The Cohens tromp out into the hallway, where Sandy whines that Hailey's eating the Cohens out of house and home! When Kirsten tries to placate him by saying that it's just a bagel, Sandy's all, "No! No! No! It's never just a bagel!" As a "lifelong shut-in," Seth asserts that Hailey never leaves the house, and Ryan suggests that it's because all her friends want to kick her ass. When he apologizes for the bad language, Sandy yelps, "Why? I'd like to kick her ass!" Seth nods emphatically in agreement, and no one nods emphatically in agreement like Adam Brody does. Hailey yells into the hallway that they're out of coffee; can Kirsten make more? And not the harvest blend, either, but the good French roast? Sandy makes a series of emphatic "no" gestures toward Kirsten, but she heads to Hailey's aid anyway, promising to talk to her. Sandy concludes, "I guess I'll have to survive on English muffins."

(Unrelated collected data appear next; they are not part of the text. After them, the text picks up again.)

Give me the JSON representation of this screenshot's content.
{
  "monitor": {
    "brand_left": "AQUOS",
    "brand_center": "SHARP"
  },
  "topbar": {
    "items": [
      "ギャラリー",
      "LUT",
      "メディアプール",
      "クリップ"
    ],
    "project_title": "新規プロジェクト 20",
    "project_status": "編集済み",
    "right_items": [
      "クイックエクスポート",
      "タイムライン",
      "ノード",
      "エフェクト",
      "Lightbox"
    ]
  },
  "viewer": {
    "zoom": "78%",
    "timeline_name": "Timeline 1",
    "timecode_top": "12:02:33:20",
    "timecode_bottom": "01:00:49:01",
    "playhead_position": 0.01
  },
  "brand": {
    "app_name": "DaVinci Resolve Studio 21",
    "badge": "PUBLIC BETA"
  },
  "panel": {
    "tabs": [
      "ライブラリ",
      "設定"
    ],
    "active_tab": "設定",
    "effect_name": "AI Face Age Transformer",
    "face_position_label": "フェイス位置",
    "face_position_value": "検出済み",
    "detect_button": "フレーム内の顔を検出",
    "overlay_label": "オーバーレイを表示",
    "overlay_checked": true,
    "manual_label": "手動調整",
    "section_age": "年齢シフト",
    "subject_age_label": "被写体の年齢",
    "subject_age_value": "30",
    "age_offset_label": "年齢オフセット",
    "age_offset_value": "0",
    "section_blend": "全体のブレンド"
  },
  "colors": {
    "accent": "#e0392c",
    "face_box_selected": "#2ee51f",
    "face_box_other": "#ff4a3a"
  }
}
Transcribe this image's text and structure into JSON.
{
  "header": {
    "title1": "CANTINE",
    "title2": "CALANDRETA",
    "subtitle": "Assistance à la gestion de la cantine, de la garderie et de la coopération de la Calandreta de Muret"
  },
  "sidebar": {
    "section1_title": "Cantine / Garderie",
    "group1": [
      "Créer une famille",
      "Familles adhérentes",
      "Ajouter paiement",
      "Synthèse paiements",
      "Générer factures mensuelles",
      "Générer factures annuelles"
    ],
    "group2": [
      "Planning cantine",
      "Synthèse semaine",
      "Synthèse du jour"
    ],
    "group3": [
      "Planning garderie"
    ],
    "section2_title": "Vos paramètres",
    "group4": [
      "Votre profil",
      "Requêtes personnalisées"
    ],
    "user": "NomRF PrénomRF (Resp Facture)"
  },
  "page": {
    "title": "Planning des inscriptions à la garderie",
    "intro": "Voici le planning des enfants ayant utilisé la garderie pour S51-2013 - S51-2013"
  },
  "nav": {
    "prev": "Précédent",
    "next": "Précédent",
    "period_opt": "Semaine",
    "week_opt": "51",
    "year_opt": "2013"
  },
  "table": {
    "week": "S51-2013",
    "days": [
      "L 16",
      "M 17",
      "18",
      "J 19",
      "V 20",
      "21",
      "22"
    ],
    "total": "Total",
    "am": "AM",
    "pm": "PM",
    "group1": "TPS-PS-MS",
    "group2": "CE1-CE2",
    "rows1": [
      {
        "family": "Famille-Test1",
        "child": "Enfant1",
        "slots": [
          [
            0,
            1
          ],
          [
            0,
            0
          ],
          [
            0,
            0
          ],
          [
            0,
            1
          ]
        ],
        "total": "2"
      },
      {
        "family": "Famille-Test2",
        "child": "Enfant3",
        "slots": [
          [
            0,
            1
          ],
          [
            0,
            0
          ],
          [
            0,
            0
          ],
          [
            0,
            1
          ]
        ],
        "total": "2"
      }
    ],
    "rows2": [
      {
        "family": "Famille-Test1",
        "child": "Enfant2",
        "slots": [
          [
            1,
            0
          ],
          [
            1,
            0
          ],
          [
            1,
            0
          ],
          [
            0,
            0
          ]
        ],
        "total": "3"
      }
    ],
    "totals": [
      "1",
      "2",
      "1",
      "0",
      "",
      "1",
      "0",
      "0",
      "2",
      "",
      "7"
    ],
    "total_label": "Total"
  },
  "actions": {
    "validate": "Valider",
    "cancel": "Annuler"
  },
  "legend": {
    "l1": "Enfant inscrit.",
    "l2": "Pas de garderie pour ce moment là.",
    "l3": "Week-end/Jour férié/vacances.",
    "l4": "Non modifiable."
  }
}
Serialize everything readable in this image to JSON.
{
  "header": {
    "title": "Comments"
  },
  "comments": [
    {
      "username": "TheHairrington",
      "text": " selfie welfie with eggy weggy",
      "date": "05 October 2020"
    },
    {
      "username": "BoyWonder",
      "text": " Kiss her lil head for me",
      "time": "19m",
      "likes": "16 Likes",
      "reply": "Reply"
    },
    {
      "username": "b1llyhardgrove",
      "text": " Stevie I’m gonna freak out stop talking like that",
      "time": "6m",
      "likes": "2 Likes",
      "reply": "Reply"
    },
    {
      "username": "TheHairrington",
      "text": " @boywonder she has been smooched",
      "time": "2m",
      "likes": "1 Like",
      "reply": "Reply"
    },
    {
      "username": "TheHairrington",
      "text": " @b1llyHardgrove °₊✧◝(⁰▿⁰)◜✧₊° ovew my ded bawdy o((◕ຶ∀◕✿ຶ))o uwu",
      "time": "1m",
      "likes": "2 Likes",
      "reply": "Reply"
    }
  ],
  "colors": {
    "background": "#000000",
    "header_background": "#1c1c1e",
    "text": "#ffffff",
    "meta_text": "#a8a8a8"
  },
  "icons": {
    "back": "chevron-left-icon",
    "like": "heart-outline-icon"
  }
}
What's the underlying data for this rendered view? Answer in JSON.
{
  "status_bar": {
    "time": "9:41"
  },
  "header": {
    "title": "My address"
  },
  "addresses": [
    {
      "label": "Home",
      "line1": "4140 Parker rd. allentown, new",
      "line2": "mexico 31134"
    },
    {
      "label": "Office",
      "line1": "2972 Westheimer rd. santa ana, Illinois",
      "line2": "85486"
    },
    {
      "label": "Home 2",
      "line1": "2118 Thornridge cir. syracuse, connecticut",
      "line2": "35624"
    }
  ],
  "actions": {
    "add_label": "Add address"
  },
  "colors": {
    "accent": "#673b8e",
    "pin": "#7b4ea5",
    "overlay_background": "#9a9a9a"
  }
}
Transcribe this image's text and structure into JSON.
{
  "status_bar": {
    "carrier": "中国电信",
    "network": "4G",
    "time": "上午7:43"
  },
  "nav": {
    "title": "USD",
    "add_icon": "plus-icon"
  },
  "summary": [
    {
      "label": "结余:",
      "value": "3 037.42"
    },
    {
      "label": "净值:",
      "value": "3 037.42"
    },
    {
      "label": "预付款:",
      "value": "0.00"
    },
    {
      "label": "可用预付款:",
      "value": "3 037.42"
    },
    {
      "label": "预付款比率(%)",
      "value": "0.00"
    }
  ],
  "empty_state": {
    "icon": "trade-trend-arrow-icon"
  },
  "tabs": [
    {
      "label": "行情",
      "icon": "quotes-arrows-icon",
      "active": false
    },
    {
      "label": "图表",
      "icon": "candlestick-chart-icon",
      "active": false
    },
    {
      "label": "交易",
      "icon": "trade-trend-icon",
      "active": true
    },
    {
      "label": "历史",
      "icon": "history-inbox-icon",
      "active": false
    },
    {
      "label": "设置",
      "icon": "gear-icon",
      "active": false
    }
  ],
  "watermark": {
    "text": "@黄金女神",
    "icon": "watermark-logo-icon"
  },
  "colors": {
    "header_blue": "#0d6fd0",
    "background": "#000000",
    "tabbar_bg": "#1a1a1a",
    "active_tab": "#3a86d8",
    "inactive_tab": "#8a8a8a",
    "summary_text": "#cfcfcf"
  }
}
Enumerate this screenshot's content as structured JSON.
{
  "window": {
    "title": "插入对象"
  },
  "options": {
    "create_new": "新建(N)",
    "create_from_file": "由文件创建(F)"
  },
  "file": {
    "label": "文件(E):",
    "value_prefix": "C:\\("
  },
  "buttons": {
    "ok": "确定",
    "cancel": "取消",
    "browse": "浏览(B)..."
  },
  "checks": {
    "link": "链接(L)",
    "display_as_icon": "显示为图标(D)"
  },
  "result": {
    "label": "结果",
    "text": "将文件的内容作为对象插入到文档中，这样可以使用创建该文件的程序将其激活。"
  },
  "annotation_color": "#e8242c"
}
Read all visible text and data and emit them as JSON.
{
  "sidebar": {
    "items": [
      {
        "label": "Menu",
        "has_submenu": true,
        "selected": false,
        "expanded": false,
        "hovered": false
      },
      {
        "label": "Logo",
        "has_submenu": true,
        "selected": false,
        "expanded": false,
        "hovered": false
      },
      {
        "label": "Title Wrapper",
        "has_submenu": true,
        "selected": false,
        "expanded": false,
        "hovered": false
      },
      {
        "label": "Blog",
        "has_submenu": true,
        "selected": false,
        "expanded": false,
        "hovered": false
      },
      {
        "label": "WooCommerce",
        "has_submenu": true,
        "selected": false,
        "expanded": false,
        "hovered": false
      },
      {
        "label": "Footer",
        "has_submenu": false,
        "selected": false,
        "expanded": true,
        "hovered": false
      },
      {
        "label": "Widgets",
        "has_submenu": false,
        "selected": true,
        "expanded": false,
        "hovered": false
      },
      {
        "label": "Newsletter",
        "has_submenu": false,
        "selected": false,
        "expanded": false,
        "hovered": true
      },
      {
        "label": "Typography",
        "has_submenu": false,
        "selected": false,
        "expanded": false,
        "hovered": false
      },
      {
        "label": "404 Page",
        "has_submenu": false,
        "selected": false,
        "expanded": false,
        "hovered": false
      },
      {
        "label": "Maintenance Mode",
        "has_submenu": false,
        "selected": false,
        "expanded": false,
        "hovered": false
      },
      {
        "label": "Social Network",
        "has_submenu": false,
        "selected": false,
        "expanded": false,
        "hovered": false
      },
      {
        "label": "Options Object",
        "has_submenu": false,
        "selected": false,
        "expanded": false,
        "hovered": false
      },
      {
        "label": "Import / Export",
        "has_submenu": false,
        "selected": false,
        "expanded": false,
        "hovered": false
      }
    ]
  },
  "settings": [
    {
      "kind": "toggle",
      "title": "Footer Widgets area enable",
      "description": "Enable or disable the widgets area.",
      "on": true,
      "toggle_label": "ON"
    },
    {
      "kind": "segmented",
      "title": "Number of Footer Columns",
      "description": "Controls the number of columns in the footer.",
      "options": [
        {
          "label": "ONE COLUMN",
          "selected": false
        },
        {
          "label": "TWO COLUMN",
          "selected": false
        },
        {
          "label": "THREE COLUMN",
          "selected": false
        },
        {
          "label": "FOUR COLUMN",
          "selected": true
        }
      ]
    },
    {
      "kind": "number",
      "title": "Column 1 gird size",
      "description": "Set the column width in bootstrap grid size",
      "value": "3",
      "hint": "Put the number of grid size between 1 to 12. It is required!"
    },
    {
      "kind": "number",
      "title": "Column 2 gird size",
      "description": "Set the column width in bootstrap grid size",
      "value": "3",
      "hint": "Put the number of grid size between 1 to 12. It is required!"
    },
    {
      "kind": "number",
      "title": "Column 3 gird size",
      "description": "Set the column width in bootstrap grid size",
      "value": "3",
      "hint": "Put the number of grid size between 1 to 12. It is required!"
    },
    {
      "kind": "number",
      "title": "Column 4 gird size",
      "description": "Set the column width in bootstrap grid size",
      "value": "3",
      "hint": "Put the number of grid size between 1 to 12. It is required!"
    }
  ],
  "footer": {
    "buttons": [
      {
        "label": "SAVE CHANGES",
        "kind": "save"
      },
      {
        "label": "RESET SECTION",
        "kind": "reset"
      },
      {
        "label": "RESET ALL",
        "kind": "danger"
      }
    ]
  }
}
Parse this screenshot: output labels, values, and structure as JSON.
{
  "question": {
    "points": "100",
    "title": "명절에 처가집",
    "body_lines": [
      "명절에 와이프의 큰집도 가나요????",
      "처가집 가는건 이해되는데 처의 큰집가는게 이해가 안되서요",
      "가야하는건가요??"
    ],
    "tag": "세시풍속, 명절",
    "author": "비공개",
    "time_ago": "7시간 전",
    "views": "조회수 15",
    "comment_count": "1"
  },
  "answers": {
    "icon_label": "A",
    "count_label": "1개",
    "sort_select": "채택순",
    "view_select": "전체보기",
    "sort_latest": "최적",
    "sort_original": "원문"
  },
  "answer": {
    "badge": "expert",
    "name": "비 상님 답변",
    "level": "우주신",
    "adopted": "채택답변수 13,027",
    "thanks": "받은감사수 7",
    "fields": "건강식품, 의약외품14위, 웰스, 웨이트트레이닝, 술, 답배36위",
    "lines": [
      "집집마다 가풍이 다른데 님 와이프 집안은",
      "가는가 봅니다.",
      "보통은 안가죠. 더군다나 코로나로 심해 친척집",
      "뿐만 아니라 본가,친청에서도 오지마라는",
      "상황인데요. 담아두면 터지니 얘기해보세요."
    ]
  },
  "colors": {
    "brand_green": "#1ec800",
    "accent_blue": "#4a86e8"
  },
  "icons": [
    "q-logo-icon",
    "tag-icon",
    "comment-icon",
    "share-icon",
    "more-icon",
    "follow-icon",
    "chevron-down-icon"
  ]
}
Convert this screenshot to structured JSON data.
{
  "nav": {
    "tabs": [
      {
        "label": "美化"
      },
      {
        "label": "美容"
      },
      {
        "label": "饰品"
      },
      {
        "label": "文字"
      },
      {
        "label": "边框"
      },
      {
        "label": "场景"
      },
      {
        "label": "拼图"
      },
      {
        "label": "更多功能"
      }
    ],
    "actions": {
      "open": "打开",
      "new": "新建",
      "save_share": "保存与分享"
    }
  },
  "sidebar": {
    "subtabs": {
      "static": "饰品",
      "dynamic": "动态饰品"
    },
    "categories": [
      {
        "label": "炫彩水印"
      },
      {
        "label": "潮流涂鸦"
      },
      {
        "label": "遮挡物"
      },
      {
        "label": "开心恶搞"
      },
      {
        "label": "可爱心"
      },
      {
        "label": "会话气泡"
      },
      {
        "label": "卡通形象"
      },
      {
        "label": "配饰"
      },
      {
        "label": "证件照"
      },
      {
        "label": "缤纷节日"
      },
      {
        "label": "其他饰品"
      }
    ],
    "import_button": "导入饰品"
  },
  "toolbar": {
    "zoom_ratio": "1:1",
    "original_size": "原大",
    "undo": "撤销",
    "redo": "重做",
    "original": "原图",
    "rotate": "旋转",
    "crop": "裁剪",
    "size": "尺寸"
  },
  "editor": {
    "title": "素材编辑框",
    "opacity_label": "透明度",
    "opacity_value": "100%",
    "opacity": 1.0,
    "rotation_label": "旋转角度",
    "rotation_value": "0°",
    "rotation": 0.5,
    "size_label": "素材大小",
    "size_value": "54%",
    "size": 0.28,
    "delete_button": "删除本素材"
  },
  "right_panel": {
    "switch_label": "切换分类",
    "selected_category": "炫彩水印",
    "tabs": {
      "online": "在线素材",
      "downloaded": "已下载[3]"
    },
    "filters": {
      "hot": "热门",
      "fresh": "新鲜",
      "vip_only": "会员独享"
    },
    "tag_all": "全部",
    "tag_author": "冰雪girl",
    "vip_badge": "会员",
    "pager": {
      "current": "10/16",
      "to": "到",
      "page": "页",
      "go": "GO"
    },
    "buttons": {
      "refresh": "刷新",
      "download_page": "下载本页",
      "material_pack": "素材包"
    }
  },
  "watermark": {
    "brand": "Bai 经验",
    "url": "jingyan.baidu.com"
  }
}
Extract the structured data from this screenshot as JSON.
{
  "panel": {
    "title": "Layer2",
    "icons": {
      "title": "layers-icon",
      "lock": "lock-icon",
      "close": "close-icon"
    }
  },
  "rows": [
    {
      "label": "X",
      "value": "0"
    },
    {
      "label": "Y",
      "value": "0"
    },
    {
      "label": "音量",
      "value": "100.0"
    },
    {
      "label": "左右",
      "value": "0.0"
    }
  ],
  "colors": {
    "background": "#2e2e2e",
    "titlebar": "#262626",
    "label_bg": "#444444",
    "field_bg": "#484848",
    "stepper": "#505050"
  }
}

Seth trails Ryan into the pool house, pretending to look for Marissa because, he jokes, she's always there. Ryan's not amused, so Seth continues that with Hailey always in the living room and Marissa always in the pool house, he's been lost; he laments, "What happened to Seth-Ryan time? That was quality time." There's some debate over whether Ryan is whipped, before he offers to fit Seth in right now. Seth faux-commends him on the gesture before accepting. He explains that he and Anna have "decided to take it to the next level." With a delivery which would, I think, perfectly befit this character -- neither excitement nor condemnation -- Ryan deduces, "You're gonna have sex," to which Seth is all, "No, but that's a good idea, though." He reveals that he and Anna are going to tell Summer about their relationship, because as much as he fears Summer hurting him "what with the rage blackouts and all," he's more scared of hurting her feelings, because they're friends now. Marissa suddenly jumps out from behind the floor lamp where she's been hiding by turning sideways, and lopes across the room. As she attaches herself to Ryan's neck like some sort of short-skirt-wearing barnacle, Seth Xanders that they were just talking about "guy stuff. You know, hunting, and shaving and shoes. Uh, the cleats? For the...sports?" Marissa hurries the boys off to school, but not before Seth makes Ryan promise to finish their conversation after school. As Ryan turns back to fetch something, Seth's all, "Uh. You forgot your balls." (Speaking of balls, whatever happened to Ryan's soccer career?) As Marissa drags Ryan bodily from the room, Seth makes a whip-cracking gesture, accompanied by a startlingly realistic whip-cracking sound.